There were so many body styles available for each iteration of Olds in '71 that it's a wonder they didn't saturate their own market. You could get a Vista Cruiser station wagon with skylights in the roof, a convertible, 2 door coupes in hardtop and pillar versions, and 4 doors with and without pillars as well. In addition to that the base model was still known as the F-85, with the Cutlass above that, Cutlass Supreme higher still, and the mighty 442 at the top. Break it down even further and you could choose between the Sport, Holiday, or Town version of most of the above. Whew!
This is what I believe to be the lowest production number (with the exception of 442 convertibles and the '70-only Rallye 350 special editions) body style available; the 4 door hardtop Holiday. The 4 door Town Sedan had pillars between the front and rear door glass, ruining your holiday.

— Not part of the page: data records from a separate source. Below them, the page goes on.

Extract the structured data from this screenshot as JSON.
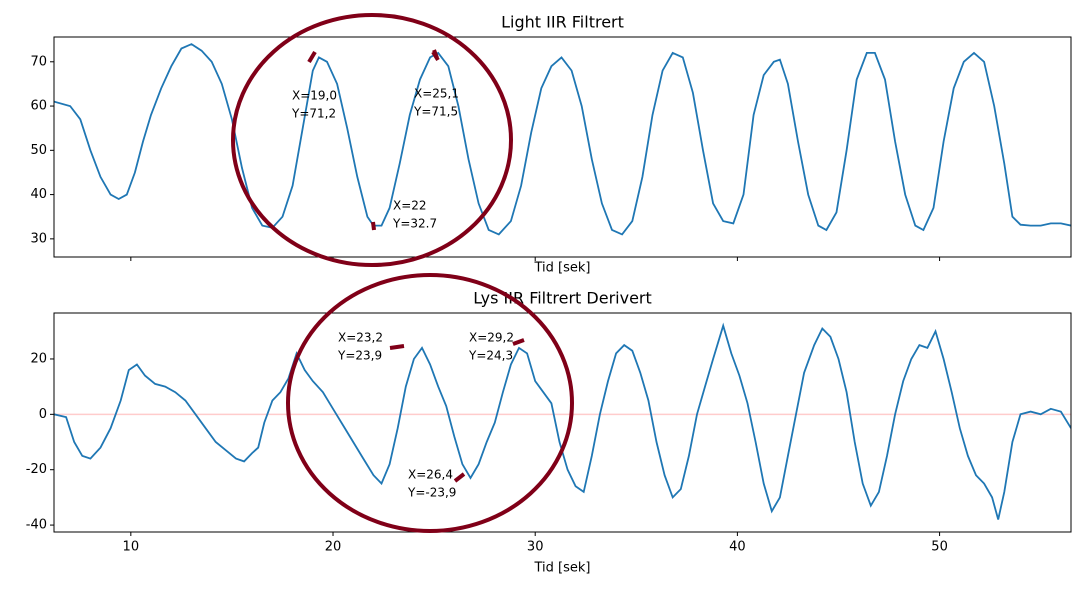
{
  "chart_data": [
    {
      "type": "line",
      "title": "Light IIR Filtrert",
      "x_label": "Tid [sek]",
      "x": [
        6.2,
        7,
        7.5,
        8,
        8.5,
        9,
        9.4,
        9.8,
        10.2,
        10.6,
        11,
        11.5,
        12,
        12.5,
        13,
        13.5,
        14,
        14.5,
        15,
        15.5,
        16,
        16.5,
        17,
        17.5,
        18,
        18.5,
        19,
        19.3,
        19.7,
        20.2,
        20.7,
        21.2,
        21.7,
        22,
        22.4,
        22.8,
        23.3,
        23.8,
        24.3,
        24.8,
        25.2,
        25.7,
        26.2,
        26.7,
        27.2,
        27.7,
        28.2,
        28.8,
        29.3,
        29.8,
        30.3,
        30.8,
        31.3,
        31.8,
        32.3,
        32.8,
        33.3,
        33.8,
        34.3,
        34.8,
        35.3,
        35.8,
        36.3,
        36.8,
        37.3,
        37.8,
        38.3,
        38.8,
        39.3,
        39.8,
        40.3,
        40.8,
        41.3,
        41.8,
        42.1,
        42.5,
        43,
        43.5,
        44,
        44.4,
        44.9,
        45.4,
        45.9,
        46.4,
        46.8,
        47.3,
        47.8,
        48.3,
        48.8,
        49.2,
        49.7,
        50.2,
        50.7,
        51.2,
        51.7,
        52.2,
        52.7,
        53.2,
        53.6,
        54,
        54.5,
        55,
        55.5,
        56,
        56.5
      ],
      "series": [
        {
          "color": "#1f77b4",
          "values": [
            61,
            60,
            57,
            50,
            44,
            40,
            39,
            40,
            45,
            52,
            58,
            64,
            69,
            73,
            74,
            72.5,
            70,
            65,
            57,
            46,
            37,
            33,
            32.5,
            35,
            42,
            55,
            68,
            71,
            70,
            65,
            55,
            44,
            35,
            33,
            33,
            37,
            47,
            58,
            66,
            71,
            72,
            69,
            60,
            48,
            38,
            32,
            31,
            34,
            42,
            54,
            64,
            69,
            71,
            68,
            60,
            48,
            38,
            32,
            31,
            34,
            44,
            58,
            68,
            72,
            71,
            63,
            50,
            38,
            34,
            33.5,
            40,
            58,
            67,
            70,
            70.5,
            65,
            52,
            40,
            33,
            32,
            36,
            50,
            66,
            72,
            72,
            66,
            52,
            40,
            33,
            32,
            37,
            52,
            64,
            70,
            72,
            70,
            60,
            47,
            35,
            33.2,
            33,
            33,
            33.5,
            33.5,
            33
          ]
        }
      ],
      "xlim": [
        6.2,
        56.5
      ],
      "ylim": [
        25.9,
        75.6
      ],
      "xticks": [
        10,
        20,
        30,
        40,
        50
      ],
      "yticks": [
        30,
        40,
        50,
        60,
        70
      ],
      "annotations": [
        [
          "X=19,0",
          "Y=71,2"
        ],
        [
          "X=25,1",
          "Y=71,5"
        ],
        [
          "X=22",
          "Y=32.7"
        ]
      ]
    },
    {
      "type": "line",
      "title": "Lys IIR Filtrert Derivert",
      "x_label": "Tid [sek]",
      "x": [
        6.2,
        6.8,
        7.2,
        7.6,
        8,
        8.5,
        9,
        9.5,
        9.9,
        10.3,
        10.7,
        11.2,
        11.7,
        12.2,
        12.7,
        13.2,
        13.7,
        14.2,
        14.7,
        15.2,
        15.6,
        16,
        16.3,
        16.6,
        17,
        17.4,
        17.8,
        18.2,
        18.6,
        19,
        19.5,
        20,
        20.5,
        21,
        21.5,
        22,
        22.4,
        22.8,
        23.2,
        23.6,
        24,
        24.4,
        24.8,
        25.2,
        25.6,
        26,
        26.4,
        26.8,
        27.2,
        27.6,
        28,
        28.4,
        28.8,
        29.2,
        29.6,
        30,
        30.4,
        30.8,
        31.2,
        31.6,
        32,
        32.4,
        32.8,
        33.2,
        33.6,
        34,
        34.4,
        34.8,
        35.2,
        35.6,
        36,
        36.4,
        36.8,
        37.2,
        37.6,
        38,
        38.4,
        38.8,
        39.3,
        39.7,
        40.1,
        40.5,
        40.9,
        41.3,
        41.7,
        42.1,
        42.5,
        42.9,
        43.3,
        43.8,
        44.2,
        44.6,
        45,
        45.4,
        45.8,
        46.2,
        46.6,
        47,
        47.4,
        47.8,
        48.2,
        48.6,
        49,
        49.4,
        49.8,
        50.2,
        50.6,
        51,
        51.4,
        51.8,
        52.2,
        52.6,
        52.9,
        53.2,
        53.6,
        54,
        54.5,
        55,
        55.5,
        56,
        56.5
      ],
      "series": [
        {
          "color": "#1f77b4",
          "values": [
            0,
            -1,
            -10,
            -15,
            -16,
            -12,
            -5,
            5,
            16,
            18,
            14,
            11,
            10,
            8,
            5,
            0,
            -5,
            -10,
            -13,
            -16,
            -17,
            -14,
            -12,
            -3,
            5,
            8,
            13,
            22,
            16,
            12,
            8,
            2,
            -4,
            -10,
            -16,
            -22,
            -25,
            -18,
            -5,
            10,
            20,
            24,
            18,
            10,
            3,
            -8,
            -18,
            -23,
            -18,
            -10,
            -3,
            8,
            18,
            24,
            22,
            12,
            8,
            4,
            -10,
            -20,
            -26,
            -28,
            -15,
            0,
            12,
            22,
            25,
            23,
            15,
            5,
            -10,
            -22,
            -30,
            -27,
            -15,
            0,
            10,
            20,
            32,
            22,
            14,
            4,
            -10,
            -25,
            -35,
            -30,
            -15,
            0,
            15,
            25,
            31,
            28,
            20,
            8,
            -10,
            -25,
            -33,
            -28,
            -15,
            0,
            12,
            20,
            25,
            24,
            30,
            20,
            8,
            -5,
            -15,
            -22,
            -25,
            -30,
            -38,
            -28,
            -10,
            0,
            1,
            0,
            2,
            1,
            -5
          ]
        }
      ],
      "hline": {
        "value": 0,
        "color": "#ffcccc"
      },
      "xlim": [
        6.2,
        56.5
      ],
      "ylim": [
        -42.5,
        36.6
      ],
      "xticks": [
        10,
        20,
        30,
        40,
        50
      ],
      "yticks": [
        -40,
        -20,
        0,
        20
      ],
      "annotations": [
        [
          "X=23,2",
          "Y=23,9"
        ],
        [
          "X=29,2",
          "Y=24,3"
        ],
        [
          "X=26,4",
          "Y=-23,9"
        ]
      ]
    }
  ]
}
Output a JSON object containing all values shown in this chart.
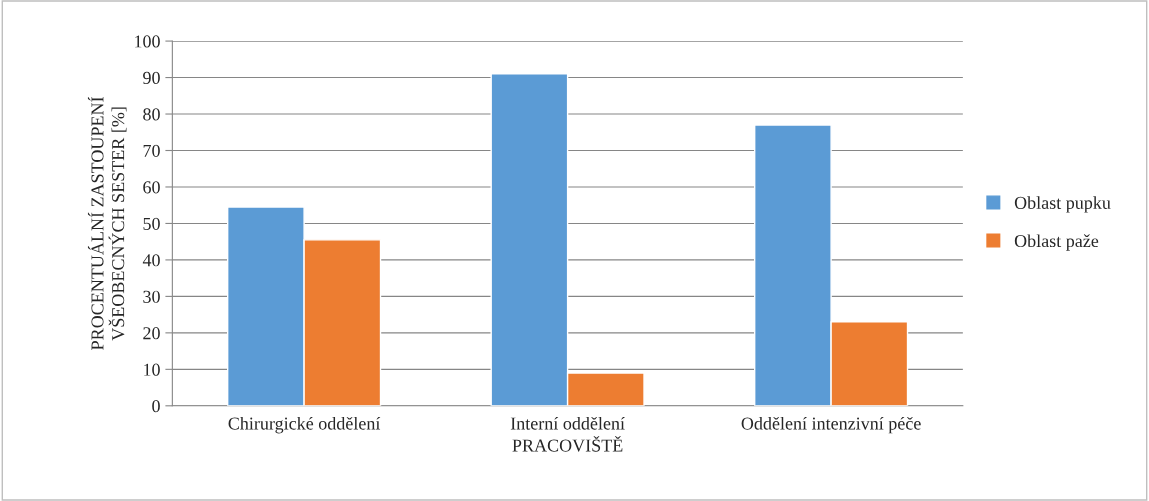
{
  "chart_data": {
    "type": "bar",
    "categories": [
      "Chirurgické oddělení",
      "Interní oddělení",
      "Oddělení intenzivní péče"
    ],
    "series": [
      {
        "name": "Oblast pupku",
        "color": "#5b9bd5",
        "values": [
          54.5,
          91,
          77
        ]
      },
      {
        "name": "Oblast paže",
        "color": "#ed7d31",
        "values": [
          45.5,
          9,
          23
        ]
      }
    ],
    "xlabel": "PRACOVIŠTĚ",
    "ylabel": "PROCENTUÁLNÍ ZASTOUPENÍ\nVŠEOBECNÝCH SESTER [%]",
    "ylim": [
      0,
      100
    ],
    "yticks": [
      0,
      10,
      20,
      30,
      40,
      50,
      60,
      70,
      80,
      90,
      100
    ],
    "grid": "y",
    "legend": "right"
  }
}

The opening when all the windows are down is colossal! There is a reason 4 door hardtops were referred to as hardtop convertibles. This body style was doomed later in the '70s when rollover safety regulations went into effect.
That CS emblem on the vinyl roof denoted a Cutlass Supreme. This was the highest trim level which got you all the little chrome doodads and niceties. All 442s were essentially Cutlass Supremes with the 442 option package. While 442s were only available in 2 door coupes and convertibles in '71 there were ten 4 door versions built in 1964 when it was an option available for anything but the wagon.
This one's getting a little munchy around the edges.
Even flaking apart this thing looks tough and ready to run. Dual exhaust is promising.
The taillights being integrated into the bumper was a signature look for Oldsmobile for many years. The taillights alone can be used to identify the year.
This looks like a dog just started chewing on it. I don't know what hail-Mary attempt that brown smudge is supposed to be but my man should just get to sanding and welding because it's long gone.
Sure this is a big car, but the proportions are pretty good due to the exaggerated Coke Bottle styling. This was the smallest offering from Olds in '70. The larger Delta 88 and full size 98 were both monumental in scale.
Getting into engine possibilities would fill up an entire page but suffice it to say that this probably has a 350 or 400 in it. If there were an SX badge on it we would know it had a 455.
Now onto the dusty cousin of Big Red:
This is a 1971 Cutlass in Palm Green Poly. Unlike the above Cutty this is not a Supreme but a standard Hardtop Coupe. It was also discovered in Oregon so no matter how filthy it is 100% rust free.
Notice the larger grill openings which would continue for '72. The three horizontal chrome bars in the grill were '71-only.
I've always loved this year and think the look holds up today. As opposed to hood scoops you can see the grill openings are bulging out of the body like flared nostrils.
I would love to have run a hose over this thing as it seemed flawless under the muck.
That line running from the trailing edge of the bumper up over the quarter panel and around the rear window is sweet! The folded paper crease of the bumper keeps everything clean too.
I've seen variations of the '71 model year where OLDSMOBILE was spelled out on the trunk in individual chrome letters as opposed to being imprinted on that piece of trim on the lip of the lid. Perhaps this is the non-Supreme treatment?
Here's an angle where we can see the same pronounced rear wheel swoopy arches that the red '70 has. That tiny emblem on the sail panel of the vinyl roof is just the Olds rocket symbol as opposed to CS if it was a Supreme. I would love to own another Olds of this general era; easy to work on, responsive and quick, and almost every part is widely available.